Years passing, the amount of data in my server have kept growing and unfortunately, for several reasons, I’m having a lot of duplicates (Old copy of some documents, redownload of a file as I’ve “lost” it and even some accidental copy/paste,…). But no way to check one by one by myself!
And this is where FDupes came.
FDupes is a small command line tool to help you find duplicate files and if wanted, to delete all the copies. It uses MD5Sum to compare all the files on your selected device and has a wide set of options (Recursive, scan only files above a minimum size, can delete for you, etc…)
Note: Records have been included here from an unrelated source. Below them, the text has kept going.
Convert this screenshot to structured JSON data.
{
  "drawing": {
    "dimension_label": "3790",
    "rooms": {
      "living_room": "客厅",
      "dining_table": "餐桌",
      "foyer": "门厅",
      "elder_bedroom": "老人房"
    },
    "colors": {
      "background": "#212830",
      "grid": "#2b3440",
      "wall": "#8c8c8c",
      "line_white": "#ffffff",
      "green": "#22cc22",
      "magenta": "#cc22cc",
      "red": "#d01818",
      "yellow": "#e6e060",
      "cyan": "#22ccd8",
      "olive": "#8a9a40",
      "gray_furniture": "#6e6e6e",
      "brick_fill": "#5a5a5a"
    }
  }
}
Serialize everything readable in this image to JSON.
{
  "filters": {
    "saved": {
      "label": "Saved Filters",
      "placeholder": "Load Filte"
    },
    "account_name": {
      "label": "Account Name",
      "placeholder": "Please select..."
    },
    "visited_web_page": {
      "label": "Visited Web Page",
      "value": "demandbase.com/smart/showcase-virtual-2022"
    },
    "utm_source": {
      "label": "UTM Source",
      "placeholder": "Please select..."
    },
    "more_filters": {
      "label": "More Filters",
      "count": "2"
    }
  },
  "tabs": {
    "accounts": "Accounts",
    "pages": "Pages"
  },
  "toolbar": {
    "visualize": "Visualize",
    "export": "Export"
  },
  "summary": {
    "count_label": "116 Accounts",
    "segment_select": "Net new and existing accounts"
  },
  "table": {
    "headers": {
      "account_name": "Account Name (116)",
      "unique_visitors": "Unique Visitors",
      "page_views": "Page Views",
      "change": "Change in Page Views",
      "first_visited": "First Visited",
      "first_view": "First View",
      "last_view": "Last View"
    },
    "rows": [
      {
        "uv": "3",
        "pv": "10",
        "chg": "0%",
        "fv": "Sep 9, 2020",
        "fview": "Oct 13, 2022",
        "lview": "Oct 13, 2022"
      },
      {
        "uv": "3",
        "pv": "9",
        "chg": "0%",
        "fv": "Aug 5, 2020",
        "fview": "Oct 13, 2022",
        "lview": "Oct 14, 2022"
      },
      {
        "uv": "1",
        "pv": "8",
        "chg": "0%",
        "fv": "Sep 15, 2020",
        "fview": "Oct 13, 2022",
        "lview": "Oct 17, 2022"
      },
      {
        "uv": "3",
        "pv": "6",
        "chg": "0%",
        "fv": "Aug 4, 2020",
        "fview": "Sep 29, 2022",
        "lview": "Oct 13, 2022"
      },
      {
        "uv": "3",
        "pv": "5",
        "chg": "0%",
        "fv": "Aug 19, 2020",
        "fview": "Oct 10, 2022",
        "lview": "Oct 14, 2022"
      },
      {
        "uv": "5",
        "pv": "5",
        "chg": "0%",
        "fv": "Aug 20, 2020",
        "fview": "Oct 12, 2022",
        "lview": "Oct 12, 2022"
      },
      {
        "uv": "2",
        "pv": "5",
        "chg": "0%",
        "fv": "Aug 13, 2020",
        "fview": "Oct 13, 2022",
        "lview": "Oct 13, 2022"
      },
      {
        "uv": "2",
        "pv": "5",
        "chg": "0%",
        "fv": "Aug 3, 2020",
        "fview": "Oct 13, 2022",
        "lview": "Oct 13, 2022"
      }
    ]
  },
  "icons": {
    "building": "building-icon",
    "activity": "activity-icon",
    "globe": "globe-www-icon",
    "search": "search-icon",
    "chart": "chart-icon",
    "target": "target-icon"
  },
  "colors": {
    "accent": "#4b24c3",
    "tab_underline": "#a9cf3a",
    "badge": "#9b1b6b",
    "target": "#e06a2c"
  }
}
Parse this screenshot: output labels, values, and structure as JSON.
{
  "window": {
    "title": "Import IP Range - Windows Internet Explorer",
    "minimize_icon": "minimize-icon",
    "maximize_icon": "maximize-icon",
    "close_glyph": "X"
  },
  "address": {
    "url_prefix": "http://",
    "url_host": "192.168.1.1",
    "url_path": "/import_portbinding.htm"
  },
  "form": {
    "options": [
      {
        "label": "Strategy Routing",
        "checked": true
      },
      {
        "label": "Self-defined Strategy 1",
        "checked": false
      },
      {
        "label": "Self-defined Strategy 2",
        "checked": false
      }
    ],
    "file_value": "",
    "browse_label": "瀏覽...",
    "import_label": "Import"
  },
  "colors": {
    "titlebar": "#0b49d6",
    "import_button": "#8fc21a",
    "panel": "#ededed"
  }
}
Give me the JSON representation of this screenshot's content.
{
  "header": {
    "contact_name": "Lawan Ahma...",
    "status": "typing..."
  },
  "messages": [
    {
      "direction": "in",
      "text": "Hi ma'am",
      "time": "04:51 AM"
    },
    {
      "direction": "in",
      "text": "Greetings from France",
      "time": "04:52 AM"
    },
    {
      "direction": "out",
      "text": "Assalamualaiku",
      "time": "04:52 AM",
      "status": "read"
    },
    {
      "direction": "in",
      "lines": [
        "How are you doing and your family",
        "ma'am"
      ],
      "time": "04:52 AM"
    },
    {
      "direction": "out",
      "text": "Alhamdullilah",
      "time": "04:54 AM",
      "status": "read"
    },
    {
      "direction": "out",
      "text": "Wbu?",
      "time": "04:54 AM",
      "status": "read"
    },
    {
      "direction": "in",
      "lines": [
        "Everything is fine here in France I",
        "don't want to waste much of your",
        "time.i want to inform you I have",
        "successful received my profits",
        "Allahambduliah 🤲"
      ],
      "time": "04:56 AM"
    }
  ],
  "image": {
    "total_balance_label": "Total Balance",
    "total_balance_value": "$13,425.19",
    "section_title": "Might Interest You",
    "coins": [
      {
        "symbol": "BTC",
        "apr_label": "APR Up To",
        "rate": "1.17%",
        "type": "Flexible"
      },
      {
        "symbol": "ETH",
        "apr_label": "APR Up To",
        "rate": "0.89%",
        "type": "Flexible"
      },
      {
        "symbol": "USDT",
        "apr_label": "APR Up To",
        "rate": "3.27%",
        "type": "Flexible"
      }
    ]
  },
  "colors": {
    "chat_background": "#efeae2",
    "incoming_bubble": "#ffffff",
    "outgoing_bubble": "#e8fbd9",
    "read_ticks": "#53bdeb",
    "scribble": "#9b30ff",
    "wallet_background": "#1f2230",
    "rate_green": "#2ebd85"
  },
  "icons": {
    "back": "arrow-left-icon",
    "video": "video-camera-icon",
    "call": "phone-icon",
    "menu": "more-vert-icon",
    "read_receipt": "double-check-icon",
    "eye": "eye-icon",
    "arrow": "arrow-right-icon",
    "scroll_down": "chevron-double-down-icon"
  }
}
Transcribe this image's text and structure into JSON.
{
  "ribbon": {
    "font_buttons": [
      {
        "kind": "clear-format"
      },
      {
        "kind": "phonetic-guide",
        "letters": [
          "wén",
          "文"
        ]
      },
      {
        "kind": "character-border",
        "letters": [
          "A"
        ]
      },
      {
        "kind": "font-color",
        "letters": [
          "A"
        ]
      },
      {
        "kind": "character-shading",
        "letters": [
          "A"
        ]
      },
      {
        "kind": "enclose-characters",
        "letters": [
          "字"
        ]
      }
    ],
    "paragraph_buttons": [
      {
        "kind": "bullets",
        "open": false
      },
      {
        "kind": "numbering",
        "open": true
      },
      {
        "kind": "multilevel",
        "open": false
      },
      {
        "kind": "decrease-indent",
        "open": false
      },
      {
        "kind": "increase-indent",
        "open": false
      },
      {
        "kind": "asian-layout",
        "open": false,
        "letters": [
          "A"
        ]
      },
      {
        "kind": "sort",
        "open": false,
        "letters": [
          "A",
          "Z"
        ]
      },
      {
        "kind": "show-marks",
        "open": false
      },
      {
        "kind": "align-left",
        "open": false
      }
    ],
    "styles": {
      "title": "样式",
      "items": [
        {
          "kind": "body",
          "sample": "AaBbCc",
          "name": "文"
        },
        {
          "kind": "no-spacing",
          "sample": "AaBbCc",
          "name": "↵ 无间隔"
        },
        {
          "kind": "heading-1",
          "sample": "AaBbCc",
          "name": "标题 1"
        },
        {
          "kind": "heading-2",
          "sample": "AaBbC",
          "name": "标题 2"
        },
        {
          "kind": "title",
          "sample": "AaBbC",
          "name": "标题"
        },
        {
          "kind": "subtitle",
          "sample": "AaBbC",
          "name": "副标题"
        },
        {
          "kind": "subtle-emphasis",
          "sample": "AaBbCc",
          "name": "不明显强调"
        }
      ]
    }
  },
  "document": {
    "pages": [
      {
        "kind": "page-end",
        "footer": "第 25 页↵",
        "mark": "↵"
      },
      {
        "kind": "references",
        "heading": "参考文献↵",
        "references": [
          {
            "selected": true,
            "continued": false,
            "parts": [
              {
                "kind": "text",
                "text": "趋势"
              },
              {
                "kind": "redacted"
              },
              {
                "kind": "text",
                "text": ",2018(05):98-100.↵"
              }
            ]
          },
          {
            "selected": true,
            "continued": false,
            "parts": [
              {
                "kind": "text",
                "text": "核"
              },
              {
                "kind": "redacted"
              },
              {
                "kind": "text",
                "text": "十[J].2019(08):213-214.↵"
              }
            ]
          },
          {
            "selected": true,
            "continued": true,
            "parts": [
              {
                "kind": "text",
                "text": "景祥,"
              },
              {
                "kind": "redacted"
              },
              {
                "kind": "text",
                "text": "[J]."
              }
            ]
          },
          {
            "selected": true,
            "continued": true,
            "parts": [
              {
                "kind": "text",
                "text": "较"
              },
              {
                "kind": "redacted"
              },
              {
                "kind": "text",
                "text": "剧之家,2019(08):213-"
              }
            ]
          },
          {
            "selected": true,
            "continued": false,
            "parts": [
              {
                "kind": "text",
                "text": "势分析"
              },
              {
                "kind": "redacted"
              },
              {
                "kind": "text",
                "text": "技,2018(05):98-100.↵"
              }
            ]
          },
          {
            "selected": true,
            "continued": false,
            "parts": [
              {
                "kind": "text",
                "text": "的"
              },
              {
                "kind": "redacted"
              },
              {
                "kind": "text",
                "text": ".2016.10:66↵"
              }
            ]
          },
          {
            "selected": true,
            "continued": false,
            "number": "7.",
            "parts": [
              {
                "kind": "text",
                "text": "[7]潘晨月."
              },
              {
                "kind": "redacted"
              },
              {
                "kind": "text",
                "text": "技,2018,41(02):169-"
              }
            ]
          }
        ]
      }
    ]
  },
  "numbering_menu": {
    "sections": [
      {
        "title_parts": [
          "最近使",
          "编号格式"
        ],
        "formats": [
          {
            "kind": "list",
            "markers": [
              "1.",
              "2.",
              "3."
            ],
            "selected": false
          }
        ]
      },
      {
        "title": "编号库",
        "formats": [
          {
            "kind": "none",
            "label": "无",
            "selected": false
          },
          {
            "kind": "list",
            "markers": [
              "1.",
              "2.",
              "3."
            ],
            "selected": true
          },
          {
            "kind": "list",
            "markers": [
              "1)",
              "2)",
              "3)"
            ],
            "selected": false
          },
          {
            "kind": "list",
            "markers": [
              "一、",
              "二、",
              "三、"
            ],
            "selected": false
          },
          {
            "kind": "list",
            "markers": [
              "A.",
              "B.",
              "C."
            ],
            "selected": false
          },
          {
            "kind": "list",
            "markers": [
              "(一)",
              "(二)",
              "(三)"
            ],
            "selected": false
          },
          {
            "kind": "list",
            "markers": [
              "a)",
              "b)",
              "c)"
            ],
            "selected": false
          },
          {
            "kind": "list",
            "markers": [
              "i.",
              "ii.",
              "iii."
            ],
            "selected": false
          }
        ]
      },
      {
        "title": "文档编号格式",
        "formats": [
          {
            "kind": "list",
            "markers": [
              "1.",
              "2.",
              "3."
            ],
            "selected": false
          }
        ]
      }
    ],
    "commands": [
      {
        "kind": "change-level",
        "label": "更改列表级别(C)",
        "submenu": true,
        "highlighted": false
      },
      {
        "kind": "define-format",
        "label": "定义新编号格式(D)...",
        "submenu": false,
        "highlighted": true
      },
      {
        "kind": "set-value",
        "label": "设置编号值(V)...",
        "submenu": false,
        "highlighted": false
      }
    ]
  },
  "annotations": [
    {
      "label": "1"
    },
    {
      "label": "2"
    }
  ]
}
Very easy to use and install as you can see:
1) Install FDupes (From your distribution repo)
apt-get install fdupes
2) Start a scan (Recursive but no delete at this point)
fdupes -r /media/Stockage
It will scan and list all the duplicate file you have in your targeted device/folder:
fdupes -r /media/Stockage/ Progress [24404/82787] 29%
It can takes quite a long time if used on large disk/folder (10mn for me on a full 1TB drive) but here is an example of result:
/media/Stockage/Backup/CE_2010_33676.pdf /media/Stockage/Documents/Bills/2010.33676 - EEFC.pdf
Easy right? Perfect for my server.
However you still have to be a bit careful…for example some files are exactly the same, but you want to keep them as it is….
I have a lot of creative commons musics in my server and every folder got a licence.txt file. Sometimes, it’s the same licence file for different album or author, but I still want to keep all of these files right where they are.
So it’s still good to double check before deleting them. If you don’t care, you can simply add the option -d to fdupes and it will delete them.